The elder brother, 72-year-old Sergei, warned of the dangers of the torrents.

“This water mass takes rocks with it, flows down the valley and can reach towns,” he said.

He said their task was to monitor and predict the water flow and to “draw up maps to ensure people and infrastructure don’t end up in these dangerous areas.”

His brother Pavel had a sensor installed about 50 centimeters above the water that would send radio signals in case of flooding.

The Tian Shan mountain range on July 27

The Tian Shan mountain range on July 27
| AFP-JIJI

‘Halve by 2050’

For the Kyrgyz government, the melting glaciers threaten more than infrastructure damage.

Water distribution in the region — devised in the Soviet era — remains a thorny issue and is a frequent source of tension between neighbors.

Mountainous Kyrgyzstan and Tajikistan — home to around 10,000 glaciers each, according to Omorova — are the main water providers for Central Asia.

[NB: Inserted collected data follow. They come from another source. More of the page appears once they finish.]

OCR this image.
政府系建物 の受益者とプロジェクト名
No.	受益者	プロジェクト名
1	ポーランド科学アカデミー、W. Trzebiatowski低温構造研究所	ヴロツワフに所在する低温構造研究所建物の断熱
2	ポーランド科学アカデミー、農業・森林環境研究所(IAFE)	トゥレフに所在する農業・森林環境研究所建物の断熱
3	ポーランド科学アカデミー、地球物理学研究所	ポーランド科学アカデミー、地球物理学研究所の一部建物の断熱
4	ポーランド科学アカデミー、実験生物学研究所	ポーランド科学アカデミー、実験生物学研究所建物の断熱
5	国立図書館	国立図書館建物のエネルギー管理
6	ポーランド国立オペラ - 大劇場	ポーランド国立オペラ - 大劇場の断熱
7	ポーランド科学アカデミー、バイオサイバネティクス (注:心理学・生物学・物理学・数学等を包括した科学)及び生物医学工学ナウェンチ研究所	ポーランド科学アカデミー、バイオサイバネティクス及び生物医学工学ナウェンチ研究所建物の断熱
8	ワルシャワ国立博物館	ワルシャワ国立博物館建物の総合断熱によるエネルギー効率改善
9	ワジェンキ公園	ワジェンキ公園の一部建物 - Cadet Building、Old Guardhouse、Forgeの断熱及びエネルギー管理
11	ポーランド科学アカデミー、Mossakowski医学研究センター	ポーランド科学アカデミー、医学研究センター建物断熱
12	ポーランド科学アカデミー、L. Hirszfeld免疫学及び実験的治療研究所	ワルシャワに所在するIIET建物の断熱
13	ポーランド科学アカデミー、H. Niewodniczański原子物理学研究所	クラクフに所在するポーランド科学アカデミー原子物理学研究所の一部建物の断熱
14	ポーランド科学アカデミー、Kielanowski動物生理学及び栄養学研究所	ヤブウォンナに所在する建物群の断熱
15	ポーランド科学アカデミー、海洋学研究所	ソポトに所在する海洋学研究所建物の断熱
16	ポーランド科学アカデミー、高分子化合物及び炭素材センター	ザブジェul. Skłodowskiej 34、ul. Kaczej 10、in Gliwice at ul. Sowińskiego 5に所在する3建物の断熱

“We share water with our neighbors downstream,” Omorova said, referring to Kazakhstan, Uzbekistan and Turkmenistan, home to most of Central Asia’s population.

Aside from rising temperatures, the glaciers also face another threat: a growing appetite for immense natural resources in the region, including for gold, whose extraction with chemicals accelerates the melting of ice.

Kyrgyzstan and Tajikistan have stepped up efforts to draw attention to a looming catastrophe.

Kyrgyz President Sadyr Japarov warned last year that forecasts show Central Asian glaciers “will halve by 2050 and disappear completely by 2100.”